Fostering Cross-Sector Dialogue
Encouraging dialogue between stakeholders in capital and impact markets can bridge the linguistic divide. Forums, conferences, and collaborative platforms can facilitate the exchange of ideas, fostering a mutual understanding of each sector's priorities and challenges. It is however paramount that these opportunities don’t overflow with jargon, and wherever possible known language and terms that resonate with both financial and impact-oriented audiences should be adopted.
Education and Capacity Building
Building capacity within both markets through education and training is crucial. Financial professionals need to be versed in impact metrics and the broader value propositions of impact investments. Similarly, impact investors must understand the intricacies of traditional financial analysis.

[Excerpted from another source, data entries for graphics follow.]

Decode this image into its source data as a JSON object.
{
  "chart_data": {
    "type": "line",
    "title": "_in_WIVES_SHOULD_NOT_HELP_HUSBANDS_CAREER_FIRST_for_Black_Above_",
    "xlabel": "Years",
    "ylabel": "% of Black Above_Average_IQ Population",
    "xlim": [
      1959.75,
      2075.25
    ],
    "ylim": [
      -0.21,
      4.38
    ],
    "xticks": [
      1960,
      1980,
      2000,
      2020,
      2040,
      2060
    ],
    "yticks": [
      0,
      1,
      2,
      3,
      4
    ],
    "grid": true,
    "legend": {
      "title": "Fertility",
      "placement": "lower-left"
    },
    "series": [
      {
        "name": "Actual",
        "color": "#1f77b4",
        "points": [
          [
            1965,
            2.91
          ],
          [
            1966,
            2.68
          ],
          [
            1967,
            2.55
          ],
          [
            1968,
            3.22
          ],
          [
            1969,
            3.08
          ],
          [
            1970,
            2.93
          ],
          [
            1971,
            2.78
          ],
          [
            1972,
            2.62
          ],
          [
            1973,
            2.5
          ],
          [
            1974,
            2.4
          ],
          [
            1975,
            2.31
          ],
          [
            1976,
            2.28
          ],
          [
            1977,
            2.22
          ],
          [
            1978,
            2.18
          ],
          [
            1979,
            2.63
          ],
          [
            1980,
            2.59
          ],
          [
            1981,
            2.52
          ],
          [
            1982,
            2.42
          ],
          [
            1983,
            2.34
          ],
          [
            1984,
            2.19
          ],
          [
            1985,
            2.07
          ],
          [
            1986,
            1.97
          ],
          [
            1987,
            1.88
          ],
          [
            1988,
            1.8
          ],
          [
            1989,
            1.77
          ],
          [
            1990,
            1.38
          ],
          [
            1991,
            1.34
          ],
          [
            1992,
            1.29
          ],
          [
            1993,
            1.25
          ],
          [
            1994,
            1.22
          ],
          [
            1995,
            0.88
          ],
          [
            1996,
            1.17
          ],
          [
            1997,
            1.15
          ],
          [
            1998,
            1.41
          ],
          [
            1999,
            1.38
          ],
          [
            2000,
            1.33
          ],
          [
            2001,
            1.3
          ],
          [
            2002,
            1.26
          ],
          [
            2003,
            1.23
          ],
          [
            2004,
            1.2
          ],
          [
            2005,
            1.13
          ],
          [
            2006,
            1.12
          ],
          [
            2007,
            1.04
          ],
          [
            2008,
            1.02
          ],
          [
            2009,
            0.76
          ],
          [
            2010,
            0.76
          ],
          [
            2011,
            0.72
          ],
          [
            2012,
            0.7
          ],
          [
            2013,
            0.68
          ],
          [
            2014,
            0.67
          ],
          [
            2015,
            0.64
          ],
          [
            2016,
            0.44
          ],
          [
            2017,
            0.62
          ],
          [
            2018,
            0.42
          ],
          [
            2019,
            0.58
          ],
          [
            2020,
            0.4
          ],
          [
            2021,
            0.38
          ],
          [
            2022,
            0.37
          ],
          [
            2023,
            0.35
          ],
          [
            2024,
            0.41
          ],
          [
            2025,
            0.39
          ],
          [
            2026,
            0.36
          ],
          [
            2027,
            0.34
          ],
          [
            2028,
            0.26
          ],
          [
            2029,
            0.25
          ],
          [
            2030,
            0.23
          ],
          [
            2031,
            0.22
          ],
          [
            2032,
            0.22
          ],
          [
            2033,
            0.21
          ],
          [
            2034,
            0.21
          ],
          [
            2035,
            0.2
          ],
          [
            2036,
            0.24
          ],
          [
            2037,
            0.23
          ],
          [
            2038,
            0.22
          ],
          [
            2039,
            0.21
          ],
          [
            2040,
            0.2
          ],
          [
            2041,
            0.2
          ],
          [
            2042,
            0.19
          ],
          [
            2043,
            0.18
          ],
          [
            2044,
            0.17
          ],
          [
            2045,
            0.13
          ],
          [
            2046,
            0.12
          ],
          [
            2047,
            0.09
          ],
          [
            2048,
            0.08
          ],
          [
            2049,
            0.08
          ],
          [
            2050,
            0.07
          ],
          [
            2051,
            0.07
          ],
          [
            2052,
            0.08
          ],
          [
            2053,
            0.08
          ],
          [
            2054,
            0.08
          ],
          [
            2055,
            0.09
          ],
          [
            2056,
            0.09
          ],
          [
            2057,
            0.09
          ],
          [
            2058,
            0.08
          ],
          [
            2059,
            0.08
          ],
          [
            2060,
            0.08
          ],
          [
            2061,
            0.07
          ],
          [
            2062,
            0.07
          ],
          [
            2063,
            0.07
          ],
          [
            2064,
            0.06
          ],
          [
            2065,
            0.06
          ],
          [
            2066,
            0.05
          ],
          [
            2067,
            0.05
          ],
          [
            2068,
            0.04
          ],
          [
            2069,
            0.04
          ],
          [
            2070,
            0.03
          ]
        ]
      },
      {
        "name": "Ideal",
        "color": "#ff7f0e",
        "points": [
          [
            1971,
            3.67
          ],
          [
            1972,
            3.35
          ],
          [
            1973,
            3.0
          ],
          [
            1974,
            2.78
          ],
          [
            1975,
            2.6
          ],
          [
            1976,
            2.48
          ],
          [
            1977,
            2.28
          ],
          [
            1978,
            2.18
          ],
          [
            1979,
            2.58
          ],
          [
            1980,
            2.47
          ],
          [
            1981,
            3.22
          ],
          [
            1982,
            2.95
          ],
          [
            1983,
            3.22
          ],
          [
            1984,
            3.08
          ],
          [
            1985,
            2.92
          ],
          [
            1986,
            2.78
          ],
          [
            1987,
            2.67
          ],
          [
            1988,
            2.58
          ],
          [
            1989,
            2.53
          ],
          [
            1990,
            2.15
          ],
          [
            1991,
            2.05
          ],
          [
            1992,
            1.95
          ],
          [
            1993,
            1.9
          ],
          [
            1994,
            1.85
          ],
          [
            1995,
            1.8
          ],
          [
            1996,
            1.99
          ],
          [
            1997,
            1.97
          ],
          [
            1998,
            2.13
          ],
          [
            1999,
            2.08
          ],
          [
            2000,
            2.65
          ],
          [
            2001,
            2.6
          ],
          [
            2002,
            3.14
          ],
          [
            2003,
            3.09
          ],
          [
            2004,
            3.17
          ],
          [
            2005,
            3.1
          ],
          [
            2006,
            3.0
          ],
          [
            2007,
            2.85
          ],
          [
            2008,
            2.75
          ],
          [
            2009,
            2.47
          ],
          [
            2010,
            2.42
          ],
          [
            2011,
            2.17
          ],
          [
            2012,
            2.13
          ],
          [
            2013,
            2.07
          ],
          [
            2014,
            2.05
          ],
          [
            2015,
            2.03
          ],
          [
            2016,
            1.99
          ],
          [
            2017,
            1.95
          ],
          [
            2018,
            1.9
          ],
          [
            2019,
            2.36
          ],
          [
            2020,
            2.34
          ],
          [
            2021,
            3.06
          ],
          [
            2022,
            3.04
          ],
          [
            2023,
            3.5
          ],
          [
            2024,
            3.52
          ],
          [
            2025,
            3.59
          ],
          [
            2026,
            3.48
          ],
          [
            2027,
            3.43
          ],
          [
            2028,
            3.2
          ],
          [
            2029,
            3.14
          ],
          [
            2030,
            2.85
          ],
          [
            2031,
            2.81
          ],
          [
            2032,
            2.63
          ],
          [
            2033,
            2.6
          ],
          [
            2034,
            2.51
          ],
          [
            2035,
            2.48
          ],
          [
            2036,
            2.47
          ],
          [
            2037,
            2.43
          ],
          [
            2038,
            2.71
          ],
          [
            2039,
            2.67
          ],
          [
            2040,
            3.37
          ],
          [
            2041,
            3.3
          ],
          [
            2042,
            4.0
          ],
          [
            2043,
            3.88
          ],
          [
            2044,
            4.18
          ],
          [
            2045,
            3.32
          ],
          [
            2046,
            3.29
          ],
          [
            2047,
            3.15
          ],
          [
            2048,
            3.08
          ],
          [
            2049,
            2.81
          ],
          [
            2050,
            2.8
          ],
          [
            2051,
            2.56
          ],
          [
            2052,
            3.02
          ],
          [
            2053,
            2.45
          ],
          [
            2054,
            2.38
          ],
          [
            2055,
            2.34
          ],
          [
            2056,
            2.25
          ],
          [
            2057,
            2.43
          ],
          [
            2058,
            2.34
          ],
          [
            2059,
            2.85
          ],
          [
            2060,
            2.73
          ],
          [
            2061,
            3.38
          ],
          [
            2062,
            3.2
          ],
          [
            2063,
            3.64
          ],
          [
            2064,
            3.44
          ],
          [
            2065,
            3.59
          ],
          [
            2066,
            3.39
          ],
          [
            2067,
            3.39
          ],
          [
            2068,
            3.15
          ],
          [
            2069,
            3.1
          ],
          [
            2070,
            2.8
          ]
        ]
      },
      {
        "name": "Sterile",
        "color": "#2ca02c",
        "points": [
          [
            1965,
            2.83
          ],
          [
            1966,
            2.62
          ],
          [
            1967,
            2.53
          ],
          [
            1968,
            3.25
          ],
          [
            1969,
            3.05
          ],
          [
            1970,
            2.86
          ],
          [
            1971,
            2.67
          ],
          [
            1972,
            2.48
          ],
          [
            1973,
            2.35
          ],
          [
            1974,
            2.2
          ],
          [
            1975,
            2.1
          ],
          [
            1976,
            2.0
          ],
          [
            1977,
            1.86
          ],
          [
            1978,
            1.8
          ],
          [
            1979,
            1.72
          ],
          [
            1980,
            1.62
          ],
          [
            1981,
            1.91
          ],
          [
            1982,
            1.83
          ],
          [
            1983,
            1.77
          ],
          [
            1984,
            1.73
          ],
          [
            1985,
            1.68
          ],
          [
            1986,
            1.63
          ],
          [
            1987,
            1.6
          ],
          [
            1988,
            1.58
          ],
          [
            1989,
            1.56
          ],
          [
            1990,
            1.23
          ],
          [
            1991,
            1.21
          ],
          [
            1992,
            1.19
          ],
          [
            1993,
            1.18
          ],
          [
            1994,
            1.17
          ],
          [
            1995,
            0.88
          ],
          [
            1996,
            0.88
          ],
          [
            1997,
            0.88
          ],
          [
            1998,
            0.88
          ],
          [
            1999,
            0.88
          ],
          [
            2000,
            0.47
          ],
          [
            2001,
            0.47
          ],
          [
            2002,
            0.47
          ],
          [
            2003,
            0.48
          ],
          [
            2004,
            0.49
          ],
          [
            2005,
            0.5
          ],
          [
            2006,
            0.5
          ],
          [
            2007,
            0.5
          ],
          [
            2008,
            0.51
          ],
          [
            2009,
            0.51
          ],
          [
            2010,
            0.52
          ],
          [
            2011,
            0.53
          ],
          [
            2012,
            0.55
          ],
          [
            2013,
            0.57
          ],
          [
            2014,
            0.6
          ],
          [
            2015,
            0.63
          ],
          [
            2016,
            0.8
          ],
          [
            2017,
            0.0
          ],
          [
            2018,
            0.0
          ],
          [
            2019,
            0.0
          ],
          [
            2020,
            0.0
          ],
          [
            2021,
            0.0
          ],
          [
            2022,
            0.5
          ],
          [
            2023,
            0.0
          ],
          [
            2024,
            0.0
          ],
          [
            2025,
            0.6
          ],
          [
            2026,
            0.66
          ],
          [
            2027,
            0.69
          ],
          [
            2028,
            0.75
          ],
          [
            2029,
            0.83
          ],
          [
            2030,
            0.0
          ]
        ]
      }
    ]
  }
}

Integrating these perspectives into educational curricula and professional development programs can cultivate a new generation of leaders adept at navigating both worlds.
Commerciality is Key
Business can only succeed in delivering environmental and social outcomes when business is resilient and can remain viable to see the outcomes of their commitment. Whether it be through a strategic, operational or risk management approach, any commitments must be balanced in concert with key commercial drivers. The binary (and often adversarial) view of “one or the other” or “all or nothing” regarding environmental or social programs needs to be replaced with a balanced approach incorporating a holistic understanding of business goals.
Conclusion
The convergence of capital and impact markets holds immense potential for driving sustainable and inclusive growth. However, the linguistic divide between these domains presents a significant challenge. By developing common standards, fostering dialogue, building capacity, and ensuring commerciality, we can bridge this gap and unlock the full potential of the emerging impact marketplace.
The contrasting focuses of the Social Impact Summit and the CeMAT Conference serve as a microcosm of this broader challenge, underscoring the need for a coherent and integrated approach. As we move towards a more integrated financial ecosystem, the onus is on all stakeholders to engage in this critical conversation, ensuring that the language of capital evolves to reflect the values and aspirations of a sustainable future.